Berjalan ke area parkir, Ibu membantu Fatih menggeret koper. Langkahku mandek ketika melihat ibu terpaksa terdiam setelah melihat adikku berhenti melangkah. “Kok, mobil kita gak ada, Bu? Emang Ibu parkir dimana?” Pandangan anak kelas tujuh itu beredar mengitari parkiran.
“Eehhh, kita sekarang naik angkot dulu, ya? Teteh sama Adek gak apa-apa, kan kalau naik angkot? Seru, kok, apalagi sekarang weekend, banyak yang jalan-jalan,” Ibuku menjelaskan secara perlahan dengan rinci dan penuh kehati-hatian. Dari nada bicaranya, kutangkap sebersit kesedihan sekaligus penyesalan yang tak bisa kujelaskan.
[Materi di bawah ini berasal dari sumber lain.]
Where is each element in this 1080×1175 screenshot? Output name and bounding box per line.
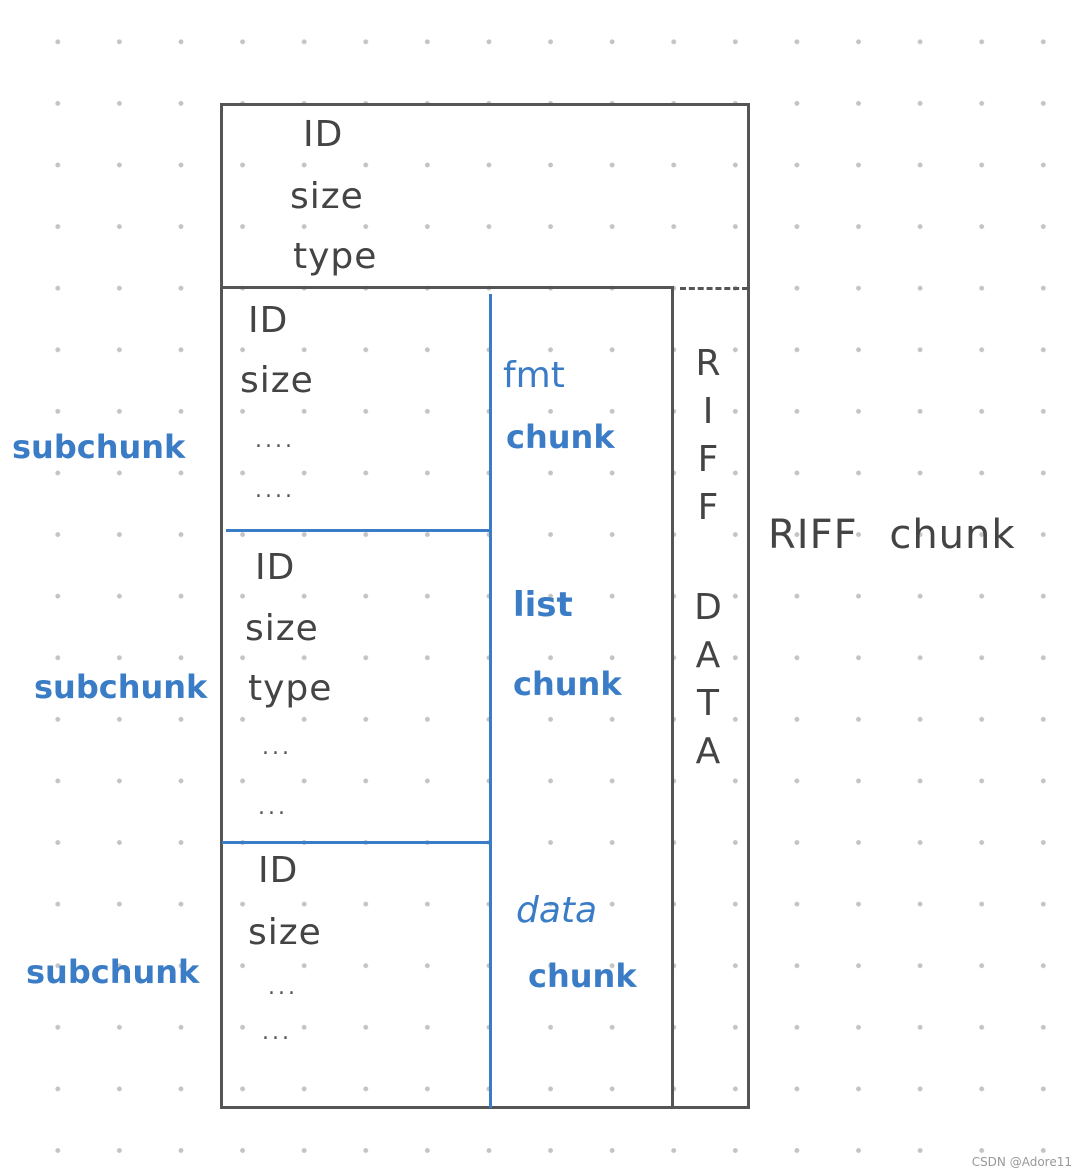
watermark: CSDN @Adore11 (971, 1155, 1072, 1169)
letter: D (694, 587, 722, 628)
field-id: ID (248, 300, 289, 341)
riff-data-divider (671, 286, 674, 1108)
data-chunk-label: chunk (528, 957, 637, 995)
outer-box-top (220, 103, 750, 106)
field-size: size (245, 608, 319, 649)
blue-divider-2 (222, 841, 490, 844)
letter: T (697, 683, 719, 724)
riff-chunk-label: RIFF chunk (768, 512, 1016, 558)
subchunk-label-2: subchunk (34, 668, 208, 706)
outer-box-right (747, 103, 750, 1109)
letter: I (702, 391, 714, 432)
field-ellipsis: .... (255, 478, 295, 503)
header-divider (220, 286, 673, 289)
field-ellipsis: ... (262, 1020, 292, 1045)
riff-data-vertical-label: R I F F D A T A (688, 340, 728, 776)
list-chunk-label: list (513, 585, 573, 625)
field-ellipsis: ... (258, 795, 288, 820)
outer-box-left (220, 103, 223, 1109)
fmt-chunk-label: fmt (503, 355, 565, 396)
field-ellipsis: .... (255, 428, 295, 453)
letter: F (697, 439, 719, 480)
letter: A (695, 635, 721, 676)
field-type: type (248, 668, 333, 709)
subchunk-label-3: subchunk (26, 953, 200, 991)
header-id: ID (303, 114, 344, 155)
field-size: size (248, 912, 322, 953)
letter: F (697, 487, 719, 528)
fmt-chunk-label: chunk (506, 418, 615, 456)
field-size: size (240, 360, 314, 401)
letter: R (695, 343, 721, 384)
list-chunk-label: chunk (513, 665, 622, 703)
subchunk-label-1: subchunk (12, 428, 186, 466)
dashed-divider (680, 287, 748, 290)
field-id: ID (255, 547, 296, 588)
field-ellipsis: ... (262, 735, 292, 760)
letter: A (695, 731, 721, 772)
header-size: size (290, 176, 364, 217)
data-chunk-label: data (516, 890, 598, 931)
field-id: ID (258, 850, 299, 891)
header-type: type (293, 236, 378, 277)
field-ellipsis: ... (268, 975, 298, 1000)
blue-vertical-divider (489, 294, 492, 1108)
blue-divider-1 (226, 529, 490, 532)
“Ya, gak apa-apalah, Bu, yang penting nyampe rumah,” aku berusaha menenangkan kekhawatiran ibu. Sementara Fatih, hanya menganggukkan kepala diam seribu bahasa. Kami, tiga anak manusia ini berjalan ke arah jalan besar dan menunggu angkot ditemani rintik hujan.
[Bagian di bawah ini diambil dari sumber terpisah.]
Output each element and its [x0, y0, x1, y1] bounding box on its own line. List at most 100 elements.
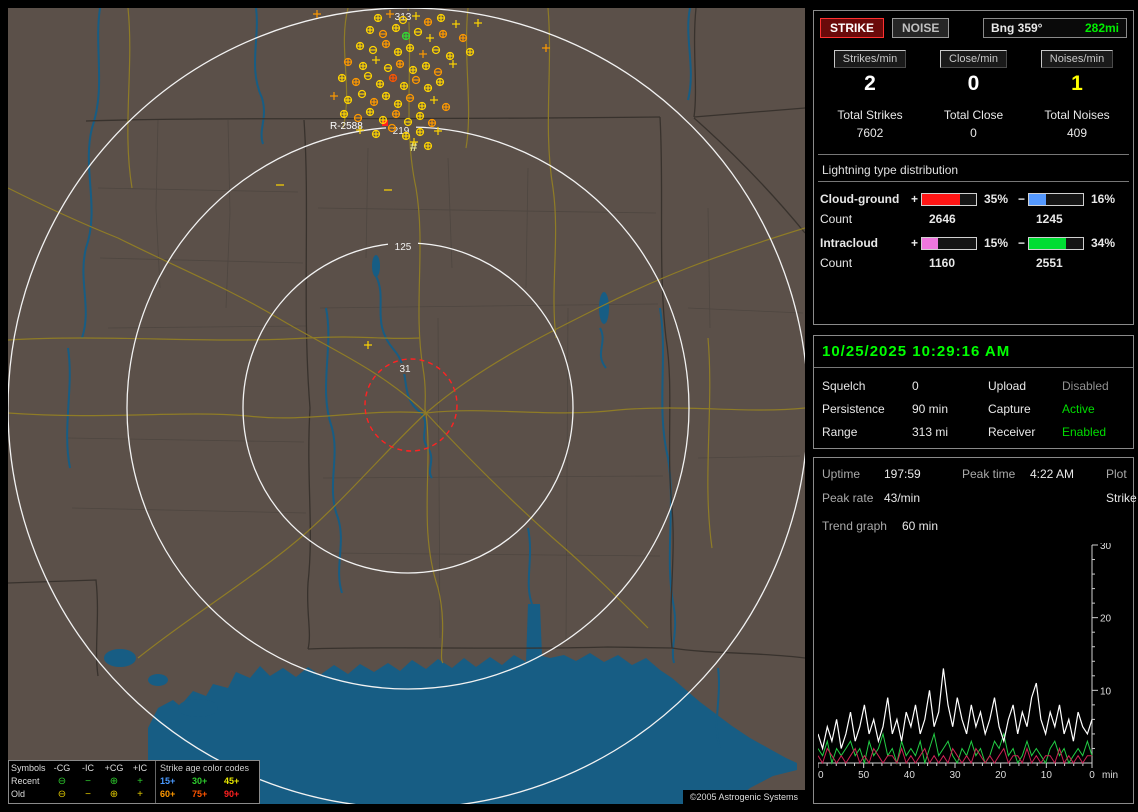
legend-age-header: Strike age color codes: [160, 763, 250, 773]
strike-marker: [399, 81, 409, 91]
strike-marker: [435, 77, 445, 87]
svg-text:min: min: [1102, 770, 1118, 781]
strike-marker: [388, 73, 398, 83]
noise-button[interactable]: NOISE: [892, 18, 950, 38]
svg-text:10: 10: [1041, 770, 1053, 781]
close-per-min-value: 0: [967, 72, 980, 95]
receiver-status: Enabled: [1062, 425, 1107, 439]
ic-positive-count: 1160: [929, 256, 956, 270]
trend-graph-canvas: 10 20 30 60 50 40 30 20 10 0 min: [812, 541, 1126, 791]
strike-marker: [421, 61, 431, 71]
strike-stats-panel: STRIKE NOISE Bng 359° 282mi Strikes/min …: [813, 10, 1134, 325]
strike-marker: [423, 17, 433, 27]
strike-marker: [395, 59, 405, 69]
legend-col-ic-pos: +IC: [132, 763, 148, 773]
strike-marker: [337, 73, 347, 83]
age-45: 45+: [224, 776, 240, 786]
strike-marker: [365, 107, 375, 117]
strike-marker: [351, 77, 361, 87]
divider: [818, 181, 1129, 182]
strike-marker: [415, 127, 425, 137]
cg-pos-old-icon: ⊕: [109, 789, 119, 800]
capture-status: Active: [1062, 402, 1095, 416]
ic-negative-bar: [1028, 236, 1084, 250]
ring-label-125: 125: [395, 242, 412, 253]
strike-marker: [355, 41, 365, 51]
ic-positive-pct: 15%: [984, 236, 1009, 250]
strike-marker: [343, 95, 353, 105]
strike-marker: [401, 31, 411, 41]
age-15: 15+: [160, 776, 176, 786]
peak-time-value: 4:22 AM: [1030, 467, 1075, 481]
close-per-min-label: Close/min: [940, 50, 1007, 68]
peak-time-label: Peak time: [962, 467, 1016, 481]
peak-rate-label: Peak rate: [822, 491, 874, 505]
noises-per-min-label: Noises/min: [1040, 50, 1114, 68]
ic-neg-recent-icon: −: [85, 776, 91, 787]
cg-positive-count: 2646: [929, 212, 956, 226]
age-30: 30+: [192, 776, 208, 786]
strike-marker: [458, 33, 468, 43]
cg-pos-recent-icon: ⊕: [109, 776, 119, 787]
plot-mode-value: Strike: [1106, 491, 1137, 505]
svg-text:30: 30: [1100, 543, 1112, 552]
bearing-box: Bng 359° 282mi: [983, 18, 1127, 38]
strike-marker: [343, 57, 353, 67]
map-canvas: 313 219 125 31 R-2588 #: [8, 8, 805, 804]
strike-marker: [427, 118, 437, 128]
legend-symbols-header: Symbols: [11, 763, 46, 773]
strike-marker: [405, 43, 415, 53]
bearing-range: 282mi: [1084, 21, 1119, 35]
cg-positive-pct: 35%: [984, 192, 1009, 206]
upload-label: Upload: [988, 379, 1027, 393]
age-60: 60+: [160, 789, 176, 799]
legend-col-cg-neg: -CG: [53, 763, 71, 773]
total-strikes-value: 7602: [856, 126, 884, 140]
squelch-label: Squelch: [822, 379, 866, 393]
svg-text:20: 20: [995, 770, 1007, 781]
squelch-value: 0: [912, 379, 919, 393]
plus-sign: +: [910, 192, 918, 206]
strike-marker: [365, 25, 375, 35]
strike-marker: [373, 13, 383, 23]
strike-marker: [381, 39, 391, 49]
ring-label-313: 313: [395, 12, 412, 23]
total-close-value: 0: [970, 126, 977, 140]
svg-text:0: 0: [1089, 770, 1095, 781]
age-75: 75+: [192, 789, 208, 799]
receiver-label: Receiver: [988, 425, 1036, 439]
strike-marker: [381, 91, 391, 101]
cg-negative-bar: [1028, 192, 1084, 206]
strike-marker: [393, 99, 403, 109]
capture-label: Capture: [988, 402, 1031, 416]
peak-rate-value: 43/min: [884, 491, 921, 505]
strike-marker: [445, 51, 455, 61]
ic-neg-old-icon: −: [85, 789, 91, 800]
lightning-map[interactable]: 313 219 125 31 R-2588 # Symbols -CG -IC …: [8, 8, 805, 804]
total-close-label: Total Close: [943, 108, 1004, 122]
cg-negative-count: 1245: [1036, 212, 1063, 226]
trend-graph-label: Trend graph: [822, 519, 887, 533]
minus-sign: −: [1017, 192, 1025, 206]
ic-pos-old-icon: +: [137, 789, 143, 800]
legend-col-ic-neg: -IC: [82, 763, 94, 773]
svg-text:10: 10: [1100, 686, 1112, 697]
ic-negative-count: 2551: [1036, 256, 1063, 270]
strike-marker: [441, 102, 451, 112]
strike-button[interactable]: STRIKE: [820, 18, 885, 38]
strike-marker: [438, 29, 448, 39]
datetime-display: 10/25/2025 10:29:16 AM: [814, 336, 1133, 368]
strike-marker: [391, 109, 401, 119]
strike-marker: [371, 129, 381, 139]
total-strikes-label: Total Strikes: [837, 108, 903, 122]
strike-marker: [391, 23, 401, 33]
noises-per-min-value: 1: [1071, 72, 1083, 95]
range-value: 313 mi: [912, 425, 949, 439]
persistence-label: Persistence: [822, 402, 885, 416]
strikes-per-min-label: Strikes/min: [833, 50, 907, 68]
plot-label: Plot: [1106, 467, 1127, 481]
ic-negative-pct: 34%: [1091, 236, 1116, 250]
distribution-title: Lightning type distribution: [822, 163, 959, 177]
uptime-label: Uptime: [822, 467, 861, 481]
strike-marker: [375, 79, 385, 89]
Setelah hampir dua jam bergelut dengan macet dan hujan, kami turun dari angkot di depan sebuah jalan yang lebih kecil dari jalan raya. Aneh, jalan ini terasa asing bagiku dan Fatih. Ini bukan jalan komplek rumah yang kami tinggalkan enam bulan lalu. Melihat kebingungan dan kernyitan dahi di wajah kedua anaknya, Ibu langsung menenangkan kami berdua.
“Malam ini, kita tidur di kost Ibu dulu, ya. Soalnya rumah Emak sama Abah ‘kan jauh, dan udah gak ada kendaraan umum kalau jam segini. Tempat kost ibu udah deket, kok, tinggal jalan lima ratus meter,” ucap Ibu panjang lebar memberi pengertian pada anak-anaknya.
Rumah nenek dan kakek yang berada di pelosok Kabupaten Bandung Barat memang jauh dari pusat Kota Bandung. Tapi, kost Ibu kali ini tak kalah jauh dari Stasiun Bandung, ditambah macet yang sungguh bikin pening kepala. Akhirnya, kalimat keluhan berhamburan juga dari mulutku, “kok, ibu bilang kost, sih? Emang rumah kita kenapa, Bu? Ibu kalau ngomong yang jelas, dong. Aku udah laper dan capek banget ini.” Ujarku tak sabar menanti jawaban Ibu.
“Nanti Ibu jelasin pas udah sampai kost, ya...” Ibu berujar singkat. Kami lalu melangkah menyusuri jalanan yang sisi-sisinya dihiasi rumah dan ilalang secara bergantian.
Memasuki kawasan dua gedung tingkat dua yang berhadapan, dengan pintu berjejer rapi di depannya, mirip seperti asrama susun sekolah, kami menuju salah satu kamar yang berada di ujung gedung. Kuedarkan pandangan ke sekeliling serta setiap pintu dan jendela, ramai, banyak sekali orang yang tinggal disini. Beberapa anak kecil bermain di halaman antara gedung.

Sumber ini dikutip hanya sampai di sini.